3.8.2014 Leave a comment
In an interview on German TV, Edward J. Snowden said that his “breaking point” was “seeing Director of National Intelligence, James Clapper, directly lie under oath to Congress” by denying the existence of a domestic spying program conducted by the National Security Agency.
Snowden elaborated that “The public had a right to know about these programs. The public had a right to know that which the government is doing in its name, and that which the government is doing against the public.”
The same could be justly said by Daniel Ellsberg, Chelsea Manning and other courageous figures who acted on the same democratic principle.
The government stance is quite different: The public doesn’t have the right to know because security thus is undermined — severely so, as officials assert.
There are several good reasons to be skeptical about such a response. The first is that it’s almost completely predictable: When a government’s act is exposed, the government reflexively pleads security. The predictable response therefore carries little information.

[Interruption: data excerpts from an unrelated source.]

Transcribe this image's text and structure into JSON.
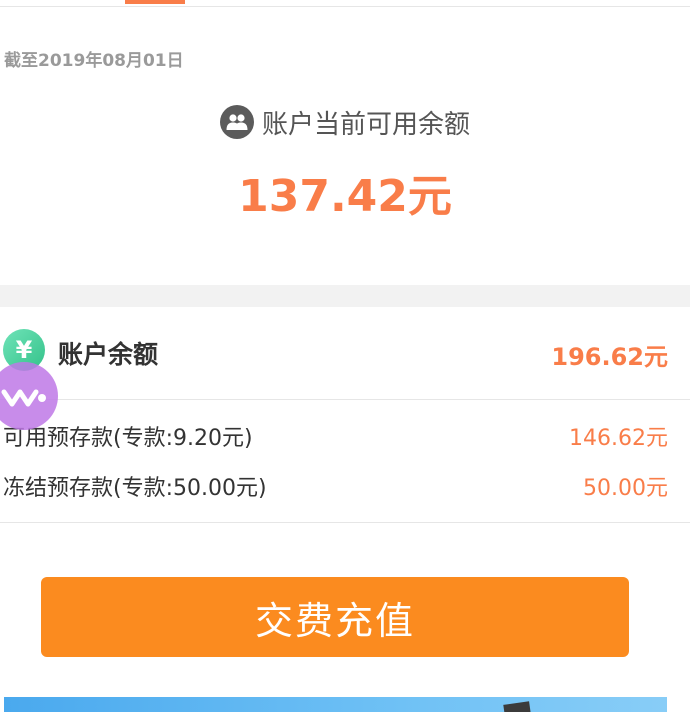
{
  "header": {
    "as_of_date": "截至2019年08月01日"
  },
  "available": {
    "icon": "people-icon",
    "label": "账户当前可用余额",
    "amount": "137.42元"
  },
  "account_balance": {
    "icon": "yen-icon",
    "icon_glyph": "¥",
    "title": "账户余额",
    "value": "196.62元"
  },
  "details": [
    {
      "label": "可用预存款(专款:9.20元)",
      "value": "146.62元"
    },
    {
      "label": "冻结预存款(专款:50.00元)",
      "value": "50.00元"
    }
  ],
  "actions": {
    "pay_label": "交费充值"
  },
  "colors": {
    "accent": "#f97d49",
    "button": "#fb8b1f",
    "band": "#f2f2f2"
  }
}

A second reason for skepticism is the nature of the evidence presented. International relations scholar John Mearsheimer writes that “The Obama administration, not surprisingly, initially claimed that the NSA’s spying played a key role in thwarting 54 terrorist plots against the United States, implying it violated the Fourth Amendment for good reason.

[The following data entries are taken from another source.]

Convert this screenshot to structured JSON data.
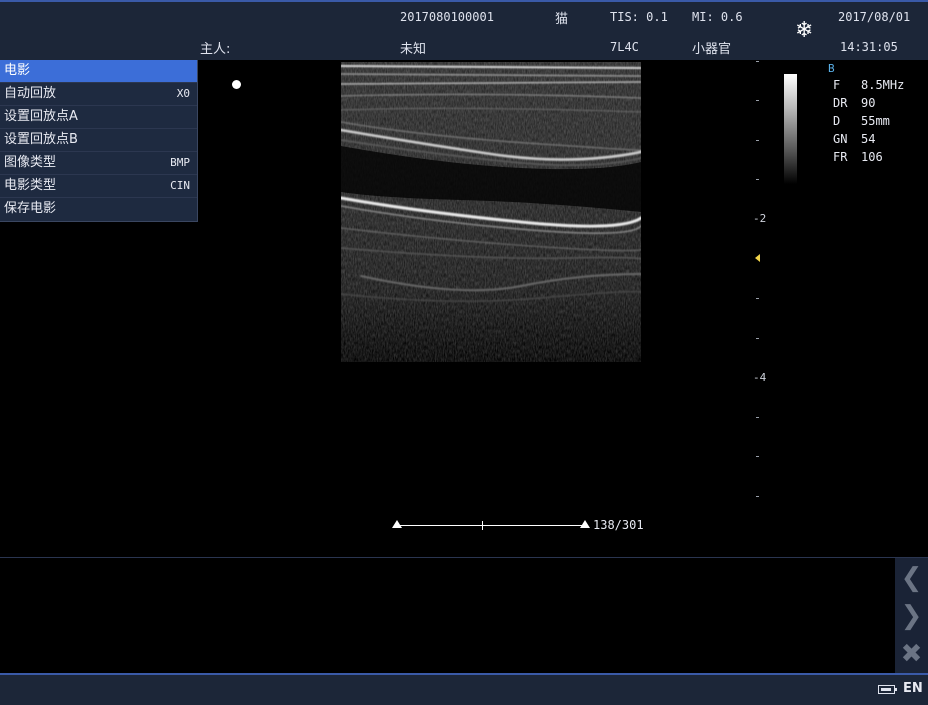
{
  "header": {
    "patient_id": "2017080100001",
    "species": "猫",
    "tis": "TIS: 0.1",
    "mi": "MI: 0.6",
    "date": "2017/08/01",
    "owner_label": "主人:",
    "owner_value": "未知",
    "probe": "7L4C",
    "preset": "小器官",
    "time": "14:31:05",
    "freeze_icon": "snowflake-icon"
  },
  "cine_menu": {
    "title": "电影",
    "items": [
      {
        "label": "自动回放",
        "value": "X0"
      },
      {
        "label": "设置回放点A",
        "value": ""
      },
      {
        "label": "设置回放点B",
        "value": ""
      },
      {
        "label": "图像类型",
        "value": "BMP"
      },
      {
        "label": "电影类型",
        "value": "CIN"
      },
      {
        "label": "保存电影",
        "value": ""
      }
    ]
  },
  "depth_scale": {
    "labels": [
      "-2",
      "-4"
    ]
  },
  "params": {
    "mode": "B",
    "rows": [
      {
        "key": "F",
        "value": "8.5MHz"
      },
      {
        "key": "DR",
        "value": "90"
      },
      {
        "key": "D",
        "value": "55mm"
      },
      {
        "key": "GN",
        "value": "54"
      },
      {
        "key": "FR",
        "value": "106"
      }
    ]
  },
  "cine": {
    "count": "138/301"
  },
  "nav": {
    "prev_icon": "chevron-left-icon",
    "next_icon": "chevron-right-icon",
    "close_icon": "close-icon"
  },
  "footer": {
    "battery_icon": "battery-icon",
    "language": "EN"
  }
}
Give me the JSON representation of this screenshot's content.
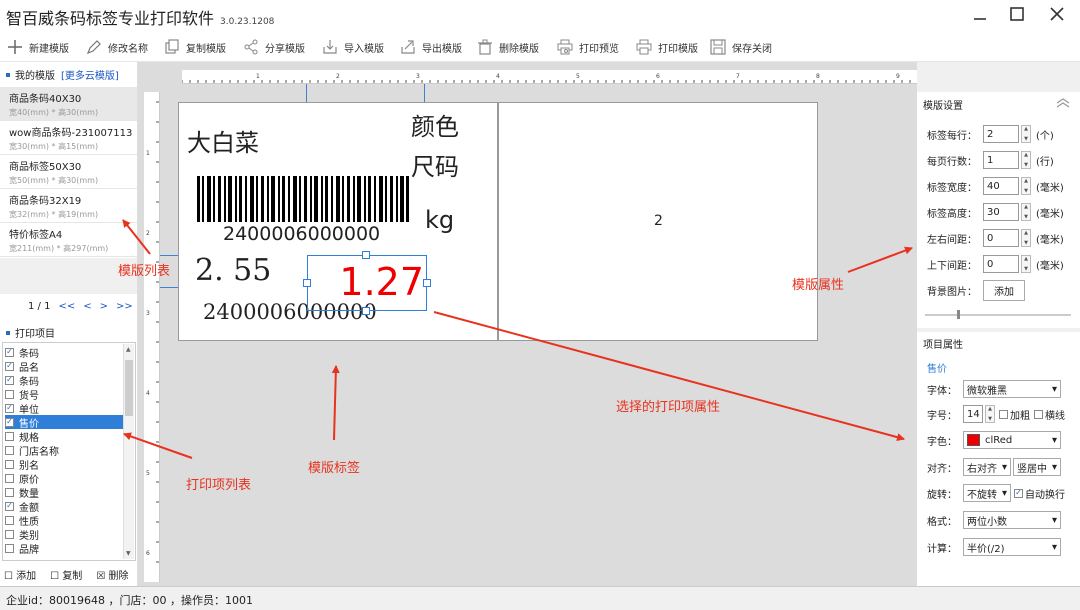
{
  "window": {
    "title": "智百威条码标签专业打印软件",
    "version": "3.0.23.1208"
  },
  "toolbar": {
    "new": "新建模版",
    "rename": "修改名称",
    "copy": "复制模版",
    "share": "分享模版",
    "import": "导入模版",
    "export": "导出模版",
    "delete": "删除模版",
    "preview": "打印预览",
    "print": "打印模版",
    "save_close": "保存关闭"
  },
  "left": {
    "my_templates": "我的模版",
    "more_cloud": "[更多云模版]",
    "templates": [
      {
        "name": "商品条码40X30",
        "size": "宽40(mm) * 高30(mm)"
      },
      {
        "name": "wow商品条码-231007113",
        "size": "宽30(mm) * 高15(mm)"
      },
      {
        "name": "商品标签50X30",
        "size": "宽50(mm) * 高30(mm)"
      },
      {
        "name": "商品条码32X19",
        "size": "宽32(mm) * 高19(mm)"
      },
      {
        "name": "特价标签A4",
        "size": "宽211(mm) * 高297(mm)"
      }
    ],
    "pager": {
      "page": "1 / 1",
      "first": "<<",
      "prev": "<",
      "next": ">",
      "last": ">>"
    },
    "print_items_title": "打印项目",
    "print_items": [
      {
        "label": "条码",
        "checked": true
      },
      {
        "label": "品名",
        "checked": true
      },
      {
        "label": "条码",
        "checked": true
      },
      {
        "label": "货号",
        "checked": false
      },
      {
        "label": "单位",
        "checked": true
      },
      {
        "label": "售价",
        "checked": true
      },
      {
        "label": "规格",
        "checked": false
      },
      {
        "label": "门店名称",
        "checked": false
      },
      {
        "label": "别名",
        "checked": false
      },
      {
        "label": "原价",
        "checked": false
      },
      {
        "label": "数量",
        "checked": false
      },
      {
        "label": "金额",
        "checked": true
      },
      {
        "label": "性质",
        "checked": false
      },
      {
        "label": "类别",
        "checked": false
      },
      {
        "label": "品牌",
        "checked": false
      }
    ],
    "add": "添加",
    "copy": "复制",
    "delete": "删除"
  },
  "canvas": {
    "label": {
      "name": "大白菜",
      "color": "颜色",
      "size": "尺码",
      "barcode_text": "2400006000000",
      "unit": "kg",
      "price_old": "2. 55",
      "price_sel": "1.27",
      "code_bottom": "2400006000000"
    },
    "label2_text": "2"
  },
  "template_settings": {
    "title": "模版设置",
    "per_row_label": "标签每行：",
    "per_row": "2",
    "per_row_unit": "(个)",
    "rows_label": "每页行数：",
    "rows": "1",
    "rows_unit": "(行)",
    "width_label": "标签宽度：",
    "width": "40",
    "width_unit": "(毫米)",
    "height_label": "标签高度：",
    "height": "30",
    "height_unit": "(毫米)",
    "lr_label": "左右间距：",
    "lr": "0",
    "lr_unit": "(毫米)",
    "tb_label": "上下间距：",
    "tb": "0",
    "tb_unit": "(毫米)",
    "bg_label": "背景图片：",
    "bg_button": "添加"
  },
  "item_props": {
    "title": "项目属性",
    "item_name": "售价",
    "font_label": "字体：",
    "font": "微软雅黑",
    "size_label": "字号：",
    "size": "14",
    "bold": "加粗",
    "underline": "横线",
    "color_label": "字色：",
    "color": "clRed",
    "color_hex": "#ee0000",
    "align_label": "对齐：",
    "halign": "右对齐",
    "valign": "竖居中",
    "rotate_label": "旋转：",
    "rotate": "不旋转",
    "wrap": "自动换行",
    "format_label": "格式：",
    "format": "两位小数",
    "calc_label": "计算：",
    "calc": "半价(/2)"
  },
  "annotations": {
    "template_list": "模版列表",
    "template_props": "模版属性",
    "selected_props": "选择的打印项属性",
    "template_label": "模版标签",
    "print_list": "打印项列表"
  },
  "status": "企业id：80019648 ，门店：00 ，操作员：1001",
  "colors": {
    "accent": "#2f7fd8",
    "annotation": "#e8321e",
    "price": "#ee0000"
  }
}
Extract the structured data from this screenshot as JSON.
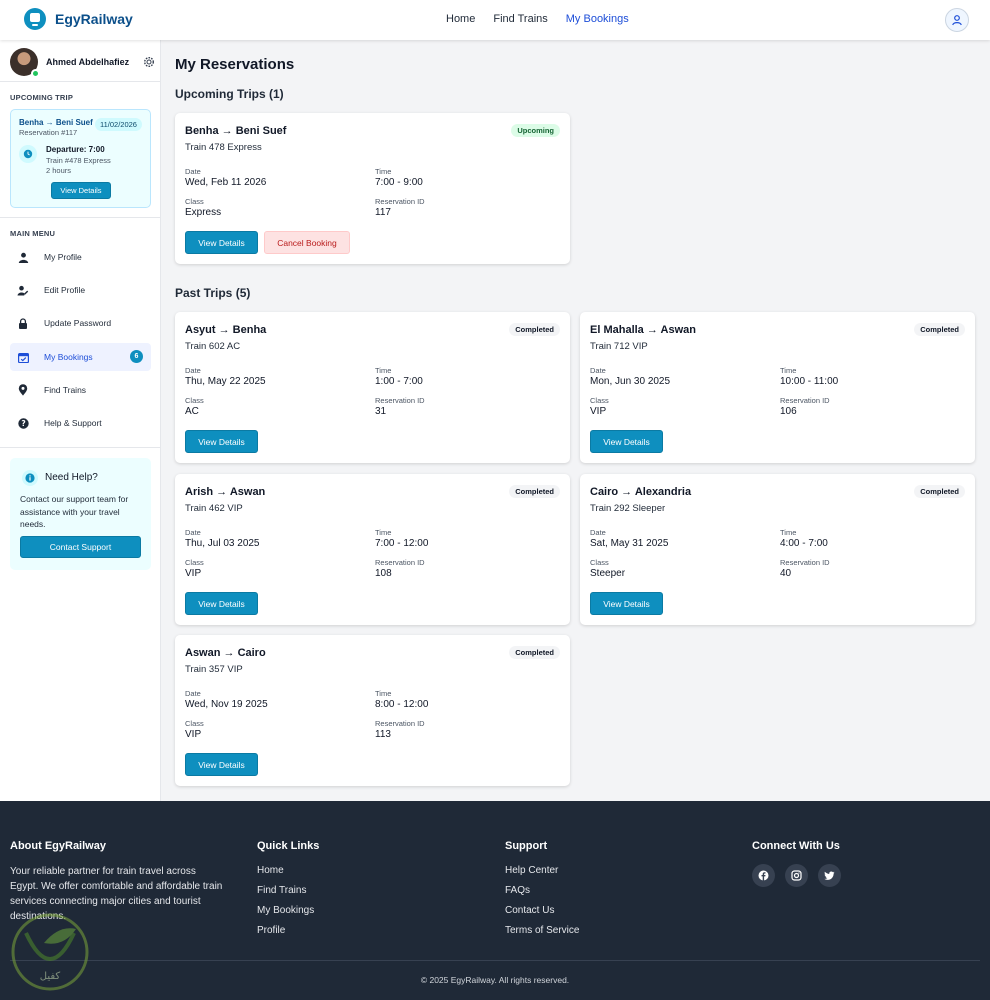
{
  "app": {
    "brand": "EgyRailway"
  },
  "nav": {
    "links": [
      "Home",
      "Find Trains",
      "My Bookings"
    ],
    "active": "My Bookings"
  },
  "sidebar": {
    "user_name": "Ahmed Abdelhafiez",
    "upcoming_heading": "UPCOMING TRIP",
    "upcoming": {
      "route": "Benha → Beni Suef",
      "reservation": "Reservation #117",
      "date": "11/02/2026",
      "departure": "Departure: 7:00",
      "train": "Train #478 Express",
      "duration": "2 hours",
      "button": "View Details"
    },
    "menu_heading": "MAIN MENU",
    "menu": [
      {
        "label": "My Profile",
        "icon": "user-icon"
      },
      {
        "label": "Edit Profile",
        "icon": "user-edit-icon"
      },
      {
        "label": "Update Password",
        "icon": "lock-icon"
      },
      {
        "label": "My Bookings",
        "icon": "calendar-check-icon",
        "badge": "6",
        "active": true
      },
      {
        "label": "Find Trains",
        "icon": "map-pin-icon"
      },
      {
        "label": "Help & Support",
        "icon": "question-circle-icon"
      }
    ],
    "help": {
      "title": "Need Help?",
      "text": "Contact our support team for assistance with your travel needs.",
      "button": "Contact Support"
    }
  },
  "main": {
    "title": "My Reservations",
    "upcoming_title": "Upcoming Trips (1)",
    "past_title": "Past Trips (5)",
    "labels": {
      "date": "Date",
      "time": "Time",
      "class": "Class",
      "reservation_id": "Reservation ID"
    },
    "view_details": "View Details",
    "cancel_booking": "Cancel Booking",
    "upcoming": [
      {
        "route": "Benha → Beni Suef",
        "train": "Train 478 Express",
        "status": "Upcoming",
        "date": "Wed, Feb 11 2026",
        "time": "7:00 - 9:00",
        "class": "Express",
        "reservation_id": "117"
      }
    ],
    "past": [
      {
        "route": "Asyut → Benha",
        "train": "Train 602 AC",
        "status": "Completed",
        "date": "Thu, May 22 2025",
        "time": "1:00 - 7:00",
        "class": "AC",
        "reservation_id": "31"
      },
      {
        "route": "El Mahalla → Aswan",
        "train": "Train 712 VIP",
        "status": "Completed",
        "date": "Mon, Jun 30 2025",
        "time": "10:00 - 11:00",
        "class": "VIP",
        "reservation_id": "106"
      },
      {
        "route": "Arish → Aswan",
        "train": "Train 462 VIP",
        "status": "Completed",
        "date": "Thu, Jul 03 2025",
        "time": "7:00 - 12:00",
        "class": "VIP",
        "reservation_id": "108"
      },
      {
        "route": "Cairo → Alexandria",
        "train": "Train 292 Sleeper",
        "status": "Completed",
        "date": "Sat, May 31 2025",
        "time": "4:00 - 7:00",
        "class": "Steeper",
        "reservation_id": "40"
      },
      {
        "route": "Aswan → Cairo",
        "train": "Train 357 VIP",
        "status": "Completed",
        "date": "Wed, Nov 19 2025",
        "time": "8:00 - 12:00",
        "class": "VIP",
        "reservation_id": "113"
      }
    ]
  },
  "footer": {
    "about_title": "About EgyRailway",
    "about_text": "Your reliable partner for train travel across Egypt. We offer comfortable and affordable train services connecting major cities and tourist destinations.",
    "quick_title": "Quick Links",
    "quick_links": [
      "Home",
      "Find Trains",
      "My Bookings",
      "Profile"
    ],
    "support_title": "Support",
    "support_links": [
      "Help Center",
      "FAQs",
      "Contact Us",
      "Terms of Service"
    ],
    "connect_title": "Connect With Us",
    "socials": [
      "facebook-icon",
      "instagram-icon",
      "twitter-icon"
    ],
    "copyright": "© 2025 EgyRailway. All rights reserved.",
    "watermark_text": "كفيل"
  },
  "colors": {
    "primary": "#0e8fbf",
    "brand": "#0b4f8a",
    "footer": "#1f2937",
    "active_link": "#1d4ed8"
  }
}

“This was a lie, however. Gen. Keith Alexander, the NSA director, eventually admitted to Congress that he could claim only one success, and that involved catching a Somali immigrant and three cohorts living in San Diego who had sent $8,500 to a terrorist group in Somalia.”
A similar conclusion was reached by the Privacy and Civil Liberties Oversight Board, established by the government to investigate the NSA programs and therefore granted extensive access to classified materials and to security officials. There is, of course, a sense in which security is threatened by public awareness — namely, security of state power from exposure.
The basic insight was expressed well by the Harvard political scientist Samuel P. Huntington: “The architects of power in the United States must create a force that can be felt but not seen. Power remains strong when it remains in the dark; exposed to the sunlight it begins to evaporate.”
Indeed, and we may recall here that Huntington was a leading figure of the excess of democracy movement which sought to rehabilitate and secure state authority after this authority had weathered poorly the crises of the 1960s. But, today, the ‘excesses’ of a energetic civil society do not trouble America’s national government institutions. The crisis of American democracy has another cause:
Is there a new crisis of democracy? Certainly, the American public seems to think so. Anger with politicians and institutions of government is much greater than it was in 1975. According to American National Election Studies polls, in 1964, 76 percent of Americans agreed with the statement “You can trust the government in Washington to do what is right just about always or most of the time.” By the late 1970s, that number had dropped to the high 40s. In 2008, it was 30 percent. In January 2010, it had fallen to 19 percent.
With trust goes authority. If the American democracy is now in crisis, this crisis would have nothing to do with democratization efforts originating from below. It originates instead in the anti-democratic institutions which now define democracy in America.